Dobbiamo ridare il giusto significato alla parola conflitto,ricollocandola nella posizione dove vive davvero, laddove viene realmente alimentata: tra lo Stato e i cittadini. Tra la politica, padre padrone dello Stato e le categorie socio-professionali; Il PD deve trovare il coraggio di alzare il velo sulla sede naturale del conflitto : la guerra tra gestione dello Stato e debito pubblico/creditori; scatenare l’inferno tra la cattiva politica e l’economia assistita e parassitaria. Condividere una scelta per le decisioni in tempo reale e la falcidia di centri decisionali in soprannumero. Resettare il primato della politica sulle relazioni tra privati, che possono incidere sul conto economico delle aziende, ma mai alterare l’utilità della spesa pubblica.

Partiamo da un dato certo: l’insofferenza dei cittadini, in generale e senza distinzione di classe e/o categorie, verso la politica, verso i partiti,verso la Pubblica Amministrazione. In concreto l’insofferenza si traduce nel dover pagare delle imposte pesanti a fronte di una lenta agonia della speranza di programmare la propria vita, della certezza della propria occupazione, della consistenza della pensione futura; a fronte  della impotenza frustrante dinanzi alla crescita inarrestabile di un debito pubblico che divora tutti i sacrifici passati,presenti e del prossimo futuro, precludendo investimenti, crescita e posti di lavoro. In queste condizioni, chi può pensare di fare o continuare a fare impresa e perciò stesso creare lavoro per sè e per altri?
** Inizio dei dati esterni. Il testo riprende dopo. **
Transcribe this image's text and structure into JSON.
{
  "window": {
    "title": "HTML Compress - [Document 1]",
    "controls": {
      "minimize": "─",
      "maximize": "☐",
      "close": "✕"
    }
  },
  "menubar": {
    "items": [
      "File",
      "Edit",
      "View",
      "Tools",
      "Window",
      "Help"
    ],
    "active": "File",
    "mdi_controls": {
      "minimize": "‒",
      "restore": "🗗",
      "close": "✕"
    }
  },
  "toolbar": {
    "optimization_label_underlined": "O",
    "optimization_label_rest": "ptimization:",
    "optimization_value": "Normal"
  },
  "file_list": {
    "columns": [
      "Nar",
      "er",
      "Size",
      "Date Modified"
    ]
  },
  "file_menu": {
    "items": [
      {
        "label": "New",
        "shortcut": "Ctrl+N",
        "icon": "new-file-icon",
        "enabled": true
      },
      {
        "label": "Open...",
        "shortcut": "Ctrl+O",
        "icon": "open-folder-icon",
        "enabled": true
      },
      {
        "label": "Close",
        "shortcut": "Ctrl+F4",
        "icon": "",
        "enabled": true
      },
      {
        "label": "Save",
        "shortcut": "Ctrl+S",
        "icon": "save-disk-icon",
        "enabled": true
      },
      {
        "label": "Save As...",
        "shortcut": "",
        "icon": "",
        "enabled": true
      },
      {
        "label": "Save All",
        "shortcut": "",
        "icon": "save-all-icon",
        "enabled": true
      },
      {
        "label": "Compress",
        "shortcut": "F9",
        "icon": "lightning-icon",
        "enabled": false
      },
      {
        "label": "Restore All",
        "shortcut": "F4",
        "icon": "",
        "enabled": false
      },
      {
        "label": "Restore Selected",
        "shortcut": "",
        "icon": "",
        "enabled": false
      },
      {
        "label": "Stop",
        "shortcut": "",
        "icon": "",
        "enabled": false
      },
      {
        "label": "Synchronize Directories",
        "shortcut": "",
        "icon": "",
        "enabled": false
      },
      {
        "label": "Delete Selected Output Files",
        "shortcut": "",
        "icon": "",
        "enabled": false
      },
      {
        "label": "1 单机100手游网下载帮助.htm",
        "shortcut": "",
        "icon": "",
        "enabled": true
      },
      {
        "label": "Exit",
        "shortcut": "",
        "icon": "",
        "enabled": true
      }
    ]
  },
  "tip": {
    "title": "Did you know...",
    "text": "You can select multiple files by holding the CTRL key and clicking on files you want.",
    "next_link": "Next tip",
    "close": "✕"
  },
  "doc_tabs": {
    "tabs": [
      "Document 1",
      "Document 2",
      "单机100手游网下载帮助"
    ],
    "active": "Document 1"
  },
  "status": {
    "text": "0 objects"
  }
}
Il sistema industriale italiano sta ancora in piedi grazie ai settori che producono beni interscambiabili con l’estero; nonostante condizioni di sistema fortemente penalizzanti nella competizioni con i concorrenti europei:tassi di interessi,costo e carenza di infrastrutture, di energia, di imposte e contributi sul reddito da lavoro.
Inoltre le imprese sane sono insidiate dalla concorrenza sleale grazie a trasferimenti di fondi e sussidi ad aziende  pubbliche e private.Non ultimo l’uso talvolta indiscriminato della cassa integrazione, con l’atteggiamento passivo e complice del sindacato, è fonte di sperpero di denaro pubblico, di sfruttamento di stagisti, e di mano d’opera in nero; e ancora, di concorrenza sleale verso il sistema sano delle imprese.
La battaglia in Lombardia e Veneto si gioca su questi temi. Matteo Renzi indica ,nel suo programma, diversi numeri in €, che solo danno la misura della credibilità di un programma, della sua realizzabilità e del tempo necessario  perchè le speranze diventino realtà. Possiamo anche non raggiungere la maggioranza al Senato, ma non vincere in Lombardia e Veneto, significherebbe non essere stati capaci di respirare insieme all’organismo industriale più importante del paese.